The effects of MDMA and methylphenidate on plasma hormone levels are shown in Table S1. MDMA significantly increased the plasma levels of cortisol (p < 0.001), prolactin (p < 0.001), oxytocin (p < 0.001), and epinephrine (p < 0.01) compared with placebo. Methylphenidate significantly increased the plasma levels of cortisol (p < 0.01) and epinephrine (p < 0.05) compared with placebo. No correlations were found between drug-induced endocrine and emotional or social cognitive drug effects.
Pharmacokinetics
The Cmax values for MDMA, MDA, HMMA, and methylphenidate were 125 ± 5.2, 6.1 ± 0.3, 64 ± 5.8, and 16.7 ± 0.9 ng/ml, and the Tmax values were 2.6 ± 0.2, 5.7 ± 0.1, 3.4 ± 0.2, and 2.2 ± 0.2 h, respectively. The T1/2 of methylphenidate was 3.2 ± 0.27 h (Fig. S3).
Adverse effects
Both MDMA and methylphenidate produced significant acute adverse effects compared with placebo (both p < 0.05; Table S1). MDMA also tended to increase subacute adverse effects compared with placebo (p = 0.059). No severe adverse effects were reported.
Discussion
The main findings of the present study were that a low dose of MDMA enhanced emotional empathy for positive emotional stimuli on the MET and tended to reduce the recognition of sad faces on the FERT. The positive bias in emotion recognition and increase in emotional empathy induced by a low dose of MDMA were accompanied by only moderate subjective effects. MDMA had no acute effects on cognitive empathy on the MET or mental perspective-taking on the MASC, indicating that MDMA did not acutely alter complex social-cognitive inferences. Methylphenidate did not affect emotion processing, emotional or cognitive empathy, or correct mental perspective-taking at the dose used in the present study.
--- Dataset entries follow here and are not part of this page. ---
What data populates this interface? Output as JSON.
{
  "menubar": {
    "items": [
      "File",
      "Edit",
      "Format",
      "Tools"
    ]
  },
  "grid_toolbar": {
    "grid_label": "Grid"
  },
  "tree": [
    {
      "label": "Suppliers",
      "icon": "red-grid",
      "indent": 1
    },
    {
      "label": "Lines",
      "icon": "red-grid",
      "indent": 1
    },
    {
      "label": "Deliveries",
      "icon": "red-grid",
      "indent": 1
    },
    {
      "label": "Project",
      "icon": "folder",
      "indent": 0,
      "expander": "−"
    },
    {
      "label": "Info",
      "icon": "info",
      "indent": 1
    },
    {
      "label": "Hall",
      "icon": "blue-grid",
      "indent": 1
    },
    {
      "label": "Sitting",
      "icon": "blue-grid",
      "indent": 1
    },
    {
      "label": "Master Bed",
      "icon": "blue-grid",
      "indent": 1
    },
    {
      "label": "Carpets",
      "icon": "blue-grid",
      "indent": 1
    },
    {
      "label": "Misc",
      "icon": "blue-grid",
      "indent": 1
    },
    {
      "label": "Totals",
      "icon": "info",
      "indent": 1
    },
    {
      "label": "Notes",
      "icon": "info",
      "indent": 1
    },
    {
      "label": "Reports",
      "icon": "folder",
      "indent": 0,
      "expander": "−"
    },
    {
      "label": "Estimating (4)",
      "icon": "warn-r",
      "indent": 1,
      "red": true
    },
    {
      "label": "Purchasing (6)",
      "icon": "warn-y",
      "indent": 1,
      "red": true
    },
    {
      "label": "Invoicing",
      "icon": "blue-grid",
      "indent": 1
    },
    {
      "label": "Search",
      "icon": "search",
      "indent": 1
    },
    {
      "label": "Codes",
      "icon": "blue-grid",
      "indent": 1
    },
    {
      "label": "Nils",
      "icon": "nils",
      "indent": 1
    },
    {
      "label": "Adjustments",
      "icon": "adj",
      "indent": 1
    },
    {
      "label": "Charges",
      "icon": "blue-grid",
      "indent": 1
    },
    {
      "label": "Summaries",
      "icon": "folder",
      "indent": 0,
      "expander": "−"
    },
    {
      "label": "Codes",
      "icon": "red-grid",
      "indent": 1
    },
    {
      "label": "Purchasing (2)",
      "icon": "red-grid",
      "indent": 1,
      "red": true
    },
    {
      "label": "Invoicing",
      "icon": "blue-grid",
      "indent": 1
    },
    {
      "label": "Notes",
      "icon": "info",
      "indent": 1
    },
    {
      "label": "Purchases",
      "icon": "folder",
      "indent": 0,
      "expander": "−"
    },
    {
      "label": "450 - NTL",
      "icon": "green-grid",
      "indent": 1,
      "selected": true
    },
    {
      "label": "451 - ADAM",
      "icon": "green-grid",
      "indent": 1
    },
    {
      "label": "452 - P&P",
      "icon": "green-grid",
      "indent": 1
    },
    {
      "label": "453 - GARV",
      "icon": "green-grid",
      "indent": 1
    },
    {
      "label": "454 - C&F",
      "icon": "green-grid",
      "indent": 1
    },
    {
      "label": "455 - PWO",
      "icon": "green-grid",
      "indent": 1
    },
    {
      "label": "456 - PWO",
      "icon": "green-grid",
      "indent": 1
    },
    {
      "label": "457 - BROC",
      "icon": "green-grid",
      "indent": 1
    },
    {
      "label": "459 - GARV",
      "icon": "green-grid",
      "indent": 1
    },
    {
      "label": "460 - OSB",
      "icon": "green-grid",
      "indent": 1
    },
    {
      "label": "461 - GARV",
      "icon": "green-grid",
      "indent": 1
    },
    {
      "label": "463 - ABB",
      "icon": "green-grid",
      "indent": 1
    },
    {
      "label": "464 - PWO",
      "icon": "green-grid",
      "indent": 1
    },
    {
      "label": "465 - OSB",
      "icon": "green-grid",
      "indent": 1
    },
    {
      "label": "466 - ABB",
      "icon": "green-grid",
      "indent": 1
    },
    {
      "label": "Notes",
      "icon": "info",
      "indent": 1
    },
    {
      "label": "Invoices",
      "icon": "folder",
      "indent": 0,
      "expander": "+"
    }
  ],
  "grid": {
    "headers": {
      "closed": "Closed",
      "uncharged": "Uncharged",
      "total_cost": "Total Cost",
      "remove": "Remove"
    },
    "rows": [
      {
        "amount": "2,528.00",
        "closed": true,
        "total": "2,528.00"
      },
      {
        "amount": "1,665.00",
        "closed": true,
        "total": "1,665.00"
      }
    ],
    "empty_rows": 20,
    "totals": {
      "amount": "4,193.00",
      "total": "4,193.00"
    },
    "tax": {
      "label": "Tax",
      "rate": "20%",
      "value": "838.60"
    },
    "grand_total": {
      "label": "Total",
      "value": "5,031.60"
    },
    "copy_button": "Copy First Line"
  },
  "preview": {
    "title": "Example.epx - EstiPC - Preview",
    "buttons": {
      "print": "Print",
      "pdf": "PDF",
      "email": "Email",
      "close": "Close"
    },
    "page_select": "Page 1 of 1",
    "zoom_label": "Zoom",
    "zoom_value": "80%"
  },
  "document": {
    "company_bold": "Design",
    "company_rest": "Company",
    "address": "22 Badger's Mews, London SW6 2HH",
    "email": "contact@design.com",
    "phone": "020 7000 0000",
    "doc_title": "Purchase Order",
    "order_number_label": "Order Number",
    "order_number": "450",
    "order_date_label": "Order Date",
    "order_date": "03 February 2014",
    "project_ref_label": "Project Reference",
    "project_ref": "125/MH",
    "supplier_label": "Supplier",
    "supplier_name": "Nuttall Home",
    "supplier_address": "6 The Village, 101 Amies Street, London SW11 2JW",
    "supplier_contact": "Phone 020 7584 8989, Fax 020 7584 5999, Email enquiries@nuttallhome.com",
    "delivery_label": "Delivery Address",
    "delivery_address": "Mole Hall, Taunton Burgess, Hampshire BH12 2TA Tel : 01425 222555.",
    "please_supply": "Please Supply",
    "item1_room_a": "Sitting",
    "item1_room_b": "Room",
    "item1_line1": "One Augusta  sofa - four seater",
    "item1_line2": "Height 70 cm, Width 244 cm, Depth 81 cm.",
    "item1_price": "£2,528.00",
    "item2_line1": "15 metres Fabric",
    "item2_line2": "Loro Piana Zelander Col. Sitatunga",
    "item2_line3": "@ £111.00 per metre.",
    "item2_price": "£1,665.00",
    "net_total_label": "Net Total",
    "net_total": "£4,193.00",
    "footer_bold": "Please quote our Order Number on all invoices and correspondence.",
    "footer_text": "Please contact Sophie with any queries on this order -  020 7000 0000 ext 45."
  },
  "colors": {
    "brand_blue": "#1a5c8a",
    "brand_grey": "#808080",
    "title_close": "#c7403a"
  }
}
On the MET, MDMA increased emotional empathy for positive but not negative stimuli. This finding is consistent with our previous study, in which a higher dose of MDMA also increased emotional empathy for positive but not negative emotionally charged situations (Hysek et al., 2013). However, MDMA at a dose of 75 mg did not increase emotional empathy ratings overall, whereas the higher dose of 125 mg did (Hysek et al., 2013). Additionally, the MDMA-induced increase in emotional empathy in our previous high-dose study was observed mainly in men, whereas we found no such sex difference in the present low-dose study (Hysek et al., 2013). The sex difference may be partially attributable to a ceiling effect in women.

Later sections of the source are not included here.